Desde a primeira vez que se apresentaram a jovem moça o evitou, assim como os outros quilombolas, pois apesar de serem gratos, tinham certo medo da fera que habitava dentro do corpo do homem de pele alva e olhos pequenos. Havia ali uma hesitação por parte dos habitantes em relação à Kun e como sabia que não pertencia àquele lugar, estava sempre recluso em seu casebre.

O único que até então o tinha como irmão era Chico, seu leal companheiro, aquele que o tirava de dentro do monstro, trazendo-o de volta à realidade. Claro, o sangue de pai Cornelius corria nas veias do menino corajoso que havia feito um juramento para o pai que cuidaria do irmão mais velho.

— Se continuar a olhando desta forma, vão pensar que é um pervertido, irmão Kun — O rapaz saltou de susto, encarando o sorriso travesso do menino.

— Eu não a estava olhando — mentiu, mas o rosado das bochechas lhe entregou.

— A jovem bá é muito bela — Chico continuou cutucando o irmão, que ficava ainda mais constrangido — e não tem nenhum pretendente — Kun encarou o irmão rapidamente, o brilho em seus olhos eram nítidos, mas logo abaixou a cabeça, lembrando que sua condição não permitia tal privilégio, pois acreditava que estava sendo punido por Deus por ser um bastardo.

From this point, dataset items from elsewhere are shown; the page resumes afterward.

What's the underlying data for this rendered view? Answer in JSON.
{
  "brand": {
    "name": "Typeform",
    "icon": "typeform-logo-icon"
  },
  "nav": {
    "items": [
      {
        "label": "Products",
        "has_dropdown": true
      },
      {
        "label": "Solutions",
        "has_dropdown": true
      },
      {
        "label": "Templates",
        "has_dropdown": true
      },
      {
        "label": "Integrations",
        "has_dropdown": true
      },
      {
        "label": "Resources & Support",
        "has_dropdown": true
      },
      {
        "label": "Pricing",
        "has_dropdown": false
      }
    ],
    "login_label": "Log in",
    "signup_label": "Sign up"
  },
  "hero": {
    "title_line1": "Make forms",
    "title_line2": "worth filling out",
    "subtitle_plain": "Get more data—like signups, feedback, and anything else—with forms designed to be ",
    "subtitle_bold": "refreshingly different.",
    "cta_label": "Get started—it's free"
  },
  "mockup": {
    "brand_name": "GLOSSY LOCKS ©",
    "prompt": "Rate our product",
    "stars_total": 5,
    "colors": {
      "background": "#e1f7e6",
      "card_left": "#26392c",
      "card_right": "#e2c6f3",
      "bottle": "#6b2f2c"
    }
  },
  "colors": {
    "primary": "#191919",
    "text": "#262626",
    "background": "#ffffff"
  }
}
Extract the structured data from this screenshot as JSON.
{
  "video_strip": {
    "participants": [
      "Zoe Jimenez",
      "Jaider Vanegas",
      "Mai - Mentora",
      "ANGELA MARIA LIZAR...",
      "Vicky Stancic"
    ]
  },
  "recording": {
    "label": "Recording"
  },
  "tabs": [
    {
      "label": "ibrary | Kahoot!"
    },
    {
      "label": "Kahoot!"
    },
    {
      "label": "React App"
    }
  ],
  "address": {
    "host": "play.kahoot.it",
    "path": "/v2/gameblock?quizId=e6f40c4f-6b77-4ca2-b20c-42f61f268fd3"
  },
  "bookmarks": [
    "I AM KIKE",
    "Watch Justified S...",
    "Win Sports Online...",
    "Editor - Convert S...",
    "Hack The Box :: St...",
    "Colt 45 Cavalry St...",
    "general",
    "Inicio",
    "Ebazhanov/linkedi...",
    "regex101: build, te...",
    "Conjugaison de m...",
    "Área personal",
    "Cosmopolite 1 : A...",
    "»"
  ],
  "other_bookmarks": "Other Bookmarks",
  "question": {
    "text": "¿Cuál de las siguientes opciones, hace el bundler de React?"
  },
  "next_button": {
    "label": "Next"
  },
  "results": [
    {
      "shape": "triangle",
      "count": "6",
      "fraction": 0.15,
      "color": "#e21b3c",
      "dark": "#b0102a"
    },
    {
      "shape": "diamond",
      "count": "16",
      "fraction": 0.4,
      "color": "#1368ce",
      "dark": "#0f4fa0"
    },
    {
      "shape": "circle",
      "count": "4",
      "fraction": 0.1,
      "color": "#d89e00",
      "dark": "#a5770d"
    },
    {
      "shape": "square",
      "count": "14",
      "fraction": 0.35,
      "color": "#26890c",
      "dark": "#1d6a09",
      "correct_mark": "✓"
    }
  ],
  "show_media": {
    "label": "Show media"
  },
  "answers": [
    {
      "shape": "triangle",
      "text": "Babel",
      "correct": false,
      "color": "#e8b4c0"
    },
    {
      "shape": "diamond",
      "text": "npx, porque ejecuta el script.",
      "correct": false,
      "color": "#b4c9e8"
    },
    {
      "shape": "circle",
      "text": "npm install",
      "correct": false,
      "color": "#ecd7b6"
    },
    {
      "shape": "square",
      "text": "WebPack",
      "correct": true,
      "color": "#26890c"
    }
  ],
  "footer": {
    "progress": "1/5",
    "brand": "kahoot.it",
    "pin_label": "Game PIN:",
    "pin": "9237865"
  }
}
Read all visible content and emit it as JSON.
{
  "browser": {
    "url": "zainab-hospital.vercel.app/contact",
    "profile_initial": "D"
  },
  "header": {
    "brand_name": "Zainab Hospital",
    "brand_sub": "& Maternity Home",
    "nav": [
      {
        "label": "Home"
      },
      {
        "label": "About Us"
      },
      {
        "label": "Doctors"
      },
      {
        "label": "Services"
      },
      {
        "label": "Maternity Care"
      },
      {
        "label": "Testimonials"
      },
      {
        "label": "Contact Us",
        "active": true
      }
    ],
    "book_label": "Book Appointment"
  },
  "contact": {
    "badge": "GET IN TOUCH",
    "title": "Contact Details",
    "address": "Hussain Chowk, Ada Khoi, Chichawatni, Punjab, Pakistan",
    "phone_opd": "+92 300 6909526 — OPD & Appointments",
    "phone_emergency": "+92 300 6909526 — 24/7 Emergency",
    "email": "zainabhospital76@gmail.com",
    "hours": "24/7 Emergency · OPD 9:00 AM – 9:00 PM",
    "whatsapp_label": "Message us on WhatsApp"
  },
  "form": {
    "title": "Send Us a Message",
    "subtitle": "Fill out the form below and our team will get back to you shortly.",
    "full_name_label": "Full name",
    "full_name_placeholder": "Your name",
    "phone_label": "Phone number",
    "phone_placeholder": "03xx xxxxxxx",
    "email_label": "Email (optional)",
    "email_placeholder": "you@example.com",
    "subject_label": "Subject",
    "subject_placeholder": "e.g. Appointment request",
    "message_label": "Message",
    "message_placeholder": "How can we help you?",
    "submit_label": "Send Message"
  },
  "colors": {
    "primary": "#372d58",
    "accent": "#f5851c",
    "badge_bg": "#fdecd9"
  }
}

— Eu não posso, sou um monstro! — virou a cabeça para encarar o horizonte, então Chico suspirou.

— Pois eu não o vejo assim — Kun voltou a encarar o mais novo. — Vosmecê é um bom homem e filho do nosso pai, tem todo direito de ser amado por alguém, assim como eu o amo.

Chico era um menino esperto e de coração nobre, realmente era um filho de pai Cornelius — jamais viraria as costas para o sofrimento de Kun, que seria uma eternidade, sem poder morrer ou envelhecer. A mãe de Chico era uma moça quando esta casou com pai Cornelius e Kun era um homem refeito — os cabelos grisalhos cobriam todos os fios da mulher e o rapaz permanecia da mesma forma.

Ele sabia que seu destino havia sido traçado, um imortal, amaldiçoado a ser uma fera em todas as noites de lua cheia, uma fera sanguinária capaz de destroçar um homem adulto, não tinha a ilusão que poderia haver um final feliz para si, apenas a solidão eterna, enquanto ver seus entes queridos indo.

Seu coração sempre se apertava quando encarava o sorriso de Chico, imaginando que se realmente não poderia envelhecer, não seria capaz de suportar ver seu irmão morrendo, enquanto ainda se mantinha vivo. Aquele menino era a única pessoa em todo mundo que se importava de verdade e era sua única família, então o peso da maldição o sufocava ao ponto de não conseguir respirar.

— CHICO, VENHA COMER, MENINO!! — a voz da matriarca ecoou, fazendo com que ambos olhassem na direção dela, chamando atenção da jovem Rafaela, que viu os dois meninos detrás das árvores. — VENHA COMER TAMBÉM, KUN! — Kun ainda se sentia um pouco acanhado com a mãe de Chico e ela se esforçava bastante para ver o rapaz como parte da família.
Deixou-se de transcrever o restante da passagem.